Linear Sigma Models for Open Strings
Simeon Hellerman, Shamit Kachru, Albion Lawrence, John McGreevy
TL;DR
The paper develops a framework of massive ${ m N}=2$ boundary GLSMs to describe open strings ending on D-branes in Calabi–Yau backgrounds, with the infrared physics realizing open-string sigma models in both large-radius and non-geometric phases (e.g., LG orbifolds). It encodes D-brane data via boundary degrees of freedom and a boundary superpotential that preserves B-type supersymmetry, enabling explicit computation of brane spectra, monodromies, and marginal-stability phenomena through RG-invariant boundary couplings. Intersections and unions of branes are realized through boundary superpotentials, tensor-product resolutions, and sheafy-variable formulations, providing a unified, calculable description of brane moduli and transitions such as Higgs–Coulomb and brane recombination. The approach yields concrete tools for analyzing brane monodromies, singularities in open-string moduli, and the spectrum of massless boundary states, across phases including the quintic in large-radius, Gepner, and LG limits. Overall, the work bridges geometric and nongeometric brane descriptions and offers a path to computing open-string data directly from a worldsheet linear model.
Abstract
We formulate and study a class of massive N=2 supersymmetric gauge field theories coupled to boundary degrees of freedom on the strip.
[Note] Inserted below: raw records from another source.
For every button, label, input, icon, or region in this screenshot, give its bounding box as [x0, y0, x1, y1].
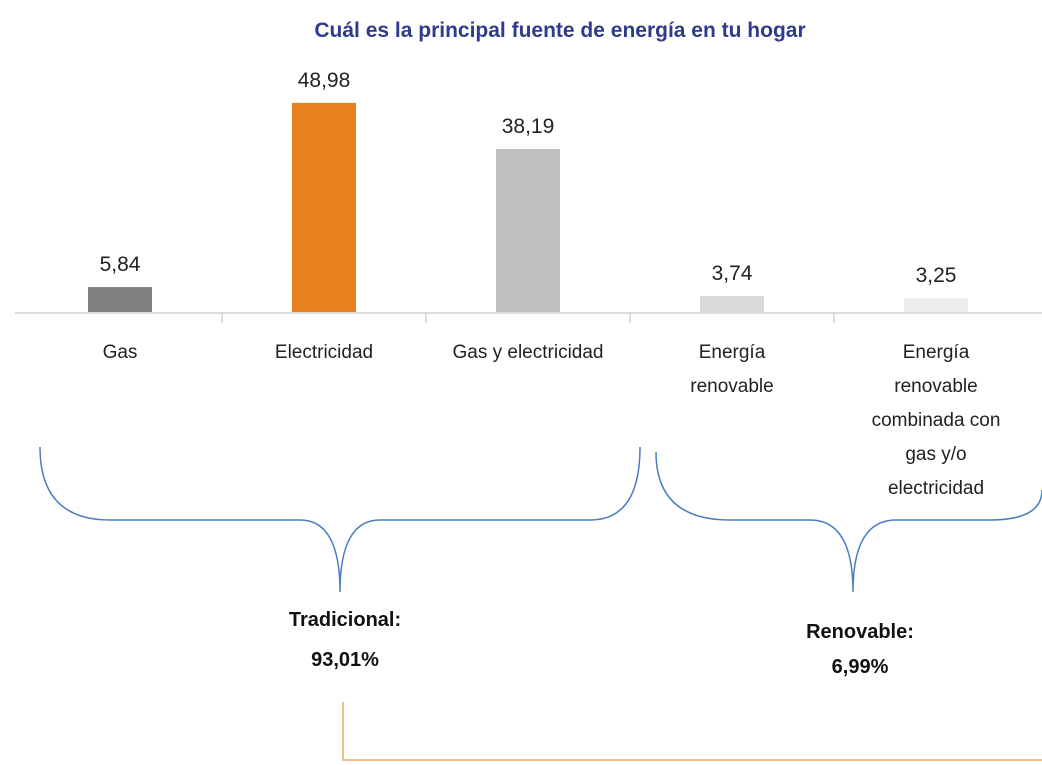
bar [88, 287, 152, 312]
value-label: 5,84 [100, 253, 141, 276]
bar [496, 148, 560, 312]
value-label: 3,25 [916, 264, 957, 287]
chart-title: Cuál es la principal fuente de energía e… [314, 19, 805, 42]
annotation-value: 6,99% [832, 656, 889, 678]
x-tick-label: Gas y electricidad [452, 342, 604, 363]
bar [700, 296, 764, 312]
value-label: 38,19 [502, 115, 555, 138]
x-tick-label: Energía renovable [690, 342, 774, 397]
value-label: 3,74 [712, 262, 753, 285]
annotation-value: 93,01% [311, 649, 379, 671]
x-tick-label: Electricidad [274, 342, 374, 363]
connector-line [342, 702, 1042, 761]
x-tick-label: Energía renovable combinada con gas y/o … [871, 342, 1001, 499]
brace-traditional [39, 446, 641, 593]
value-label: 48,98 [298, 69, 351, 92]
bar [292, 102, 356, 312]
brace-renewable [655, 451, 1042, 593]
annotation-label: Renovable: [806, 621, 914, 643]
x-tick-label: Gas [102, 342, 138, 363]
bar [904, 298, 968, 312]
annotation-label: Tradicional: [289, 609, 401, 631]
For some values of the parameters, the infrared limits of these theories can be interpreted as open string sigma models describing D-branes in large-radius Calabi-Yau compactifications. For other values of the parameters, these theories flow to CFTs describing branes in more exotic, non-geometric phases of the Calabi-Yau moduli space such as the Landau-Ginzburg orbifold phase. Some simple properties of the branes (like large radius monodromies and spectra of worldvolume excitations) can be computed in our model. We also provide simple worldsheet models of the transitions which occur at loci of marginal stability, and of Higgs-Coulomb transitions.